06/05/2007 08:12:25 AM · #2
usually pics lose a bit of sharpness when resized... i usually use unsharp mask to bring it back... how did you resize it? did you change the dpi or the pixel dimensions?
06/05/2007 08:15:00 AM · #3
check out this tutorial.

Welcome and have fun with digital photography - you will never stop learning :)
06/05/2007 09:54:45 AM · #4
You don't have to lose sharpness when you resize. You *will* lose some of the fine detail, of course, because the size is being reduced so much. The key to retaining sharpness when resizing is the algorithm you use. If yoiu are editing with Photoshop, try setting it to "bicubic sharper" in the resize dialog, and resizing in either one or two steps.
06/05/2007 06:53:20 PM · #5
Dude, it does the samething to me! And the loser part to it is, I don't have any money to spend on $600.00 photoshop! Just what comes with the pc. If you find anyway to fix it, thats free, please let me know!!
06/05/2007 07:01:05 PM · #6
Normally, sharpening is applied AFTER resizing the image. Perhaps you sharpened before resizing.
06/05/2007 07:22:38 PM · #7
Originally posted by MightyTimBob:

Dude, it does the samething to me! And the loser part to it is, I don't have any money to spend on $600.00 photoshop! Just what comes with the pc. If you find anyway to fix it, thats free, please let me know!!
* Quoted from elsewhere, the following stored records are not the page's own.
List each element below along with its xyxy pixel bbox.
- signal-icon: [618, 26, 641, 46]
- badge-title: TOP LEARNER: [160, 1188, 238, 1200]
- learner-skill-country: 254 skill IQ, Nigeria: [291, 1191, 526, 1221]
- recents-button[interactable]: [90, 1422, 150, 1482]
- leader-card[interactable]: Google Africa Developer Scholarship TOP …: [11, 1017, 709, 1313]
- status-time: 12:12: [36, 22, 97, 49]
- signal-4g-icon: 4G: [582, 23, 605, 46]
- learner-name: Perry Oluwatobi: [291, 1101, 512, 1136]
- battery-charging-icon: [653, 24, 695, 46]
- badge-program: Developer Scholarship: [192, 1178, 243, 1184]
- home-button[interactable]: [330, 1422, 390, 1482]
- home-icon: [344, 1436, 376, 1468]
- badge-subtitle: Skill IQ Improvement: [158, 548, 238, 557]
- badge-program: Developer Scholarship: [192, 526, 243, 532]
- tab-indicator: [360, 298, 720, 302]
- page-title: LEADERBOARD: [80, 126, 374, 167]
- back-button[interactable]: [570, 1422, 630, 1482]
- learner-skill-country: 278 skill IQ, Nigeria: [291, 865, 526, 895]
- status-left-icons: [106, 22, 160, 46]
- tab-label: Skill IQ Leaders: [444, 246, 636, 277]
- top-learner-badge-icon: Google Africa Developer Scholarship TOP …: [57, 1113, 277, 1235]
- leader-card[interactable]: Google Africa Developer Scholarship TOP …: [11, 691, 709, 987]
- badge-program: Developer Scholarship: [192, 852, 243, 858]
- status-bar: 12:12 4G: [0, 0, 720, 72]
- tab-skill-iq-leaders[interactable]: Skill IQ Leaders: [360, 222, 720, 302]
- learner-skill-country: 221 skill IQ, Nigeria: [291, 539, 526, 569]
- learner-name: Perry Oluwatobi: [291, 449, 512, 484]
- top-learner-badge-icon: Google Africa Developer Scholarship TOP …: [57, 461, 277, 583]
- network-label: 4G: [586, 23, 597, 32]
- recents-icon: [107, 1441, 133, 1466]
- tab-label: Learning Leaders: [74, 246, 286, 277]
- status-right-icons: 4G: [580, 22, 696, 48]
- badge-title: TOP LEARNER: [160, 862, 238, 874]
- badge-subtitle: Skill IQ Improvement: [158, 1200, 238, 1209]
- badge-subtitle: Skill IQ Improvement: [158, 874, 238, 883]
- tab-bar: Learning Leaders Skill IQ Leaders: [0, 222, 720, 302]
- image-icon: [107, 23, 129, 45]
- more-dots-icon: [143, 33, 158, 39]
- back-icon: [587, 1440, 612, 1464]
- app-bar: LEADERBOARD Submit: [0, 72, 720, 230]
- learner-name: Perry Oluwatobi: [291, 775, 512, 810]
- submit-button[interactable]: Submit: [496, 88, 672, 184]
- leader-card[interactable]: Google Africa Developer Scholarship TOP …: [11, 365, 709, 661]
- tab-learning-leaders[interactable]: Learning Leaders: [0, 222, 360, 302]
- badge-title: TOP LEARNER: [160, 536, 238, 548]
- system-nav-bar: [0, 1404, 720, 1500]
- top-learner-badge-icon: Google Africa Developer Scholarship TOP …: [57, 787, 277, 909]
Download the GIMP. It's free, and has a perfectly viable USM tool. It's not photoshop for sure, but it also has a bunch of other entirely useful functions.

www.gimp.org
06/05/2007 07:55:22 PM · #8
Indeed, as Samposted, there are capable, free options for editing. I'm not sure what resampling algorithms the GIMP offers, it's been a while since I used it.

Message edited by author 2007-06-05 21:14:35.
06/05/2007 09:10:00 PM · #9
It's not free, but it is significantly cheaper than PS, but paintshop does a fair job of resizing. As with photoshop, use the bicubic, not bilinear (I learned the hard way).